2. 2. Rumusan Masalah

Mengacu pada uraian latar belakang di atas maka permasalahan yang dapat dirumuskan dalam makalah ini adalah “Bagaimanakah agar sumber sejarah itu benar-benar asli atau dapat dipertanggungjawabkan keotentikannya?”. Agar dalam menguraikan permasalahan menjadi lebih terarah maka kami membatasi permasalahan dalam bentuk pertanyaan, yaitu:

1. Mengapa harus adanya kritik sumber dalam metodologi sejarah?

2. Apa dan bagaimana dalam melakukan kritik eksternal mengenai otentisitas, deteksi sumber palsu, dan integritas?

3. Apa dan bagaimana dalam melakukan kritik internal mengcangkup tugas kritik internal, arti sebenarnya dari keaslian, kredibilitas kesaksian, sumber-sumber yang sesuai (concurring sources)?

2. 3. Tujuan Penulisan

Berdasarkan rumusan masalah yang dikemukakan sebelumnya maka jawaban dari permasalahan dalam makalah ini ialah untuk mengetahui dan memahami kritik sumber sejarah. Adapun tujuan penulisan makalah ini dapat dirinci sebagai berikut:

1. Untuk mengetahui urgensi dari kritik sumber sejarah.

2. Untuk mengetahui dan memahami kritik eksternal terhadap sumber sejarah.

3. Untuk mengetahui dan memahami kritik internal terhadap sumber sejarah.

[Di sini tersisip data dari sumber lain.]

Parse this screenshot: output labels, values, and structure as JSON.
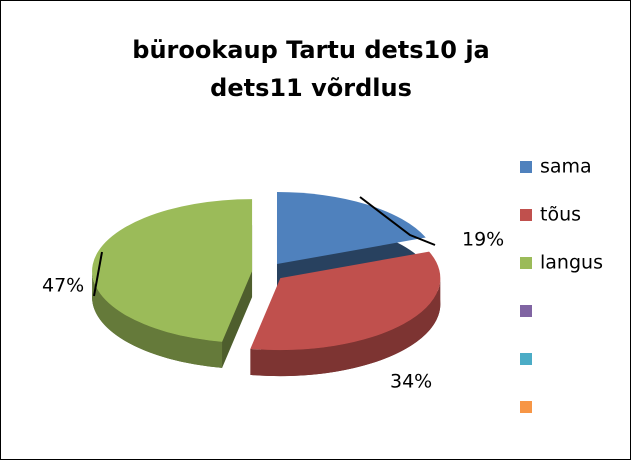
{
  "chart_data": {
    "type": "pie",
    "title": "bürookaup Tartu dets10 ja dets11 võrdlus",
    "categories": [
      "sama",
      "tõus",
      "langus",
      null,
      null,
      null
    ],
    "values": [
      19,
      34,
      47,
      null,
      null,
      null
    ],
    "value_labels": [
      "19%",
      "34%",
      "47%",
      null,
      null,
      null
    ],
    "colors": [
      "#4F81BD",
      "#C0504D",
      "#9BBB59",
      "#8064A2",
      "#4BACC6",
      "#F79646"
    ],
    "legend": "right"
  }
}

1.3 Metode Penulisan Makalah

Metode yang digunakan dalam penyusunan makalah ini adalah dengan menggunakan metode tinjauan pustaka baik dari buku sumber yang menurut kami terdapat kesesuaian dengan pembahasan dalam makalah ini maupun sumber internet yang mendukung dengan sumber utamanya dari buku Metodologi Sejarah karya Helius Sjamsuddin.


1.4 SISTEMATIKA PENULISAN

Adapun sistematika dalam penyusunan makalah ini adalah:

KATA PENGANTAR

DAFTAR ISI

BAB I PENDAHULUAN

1.1. Latar Belakang Masalah, mengenai dalam kehidupan manusia tidak terlepas dari kesalahan.

1.2. Rumusan Masalah, mengenai pertanyaan yang kami ajukan dalam memecahkan masalah.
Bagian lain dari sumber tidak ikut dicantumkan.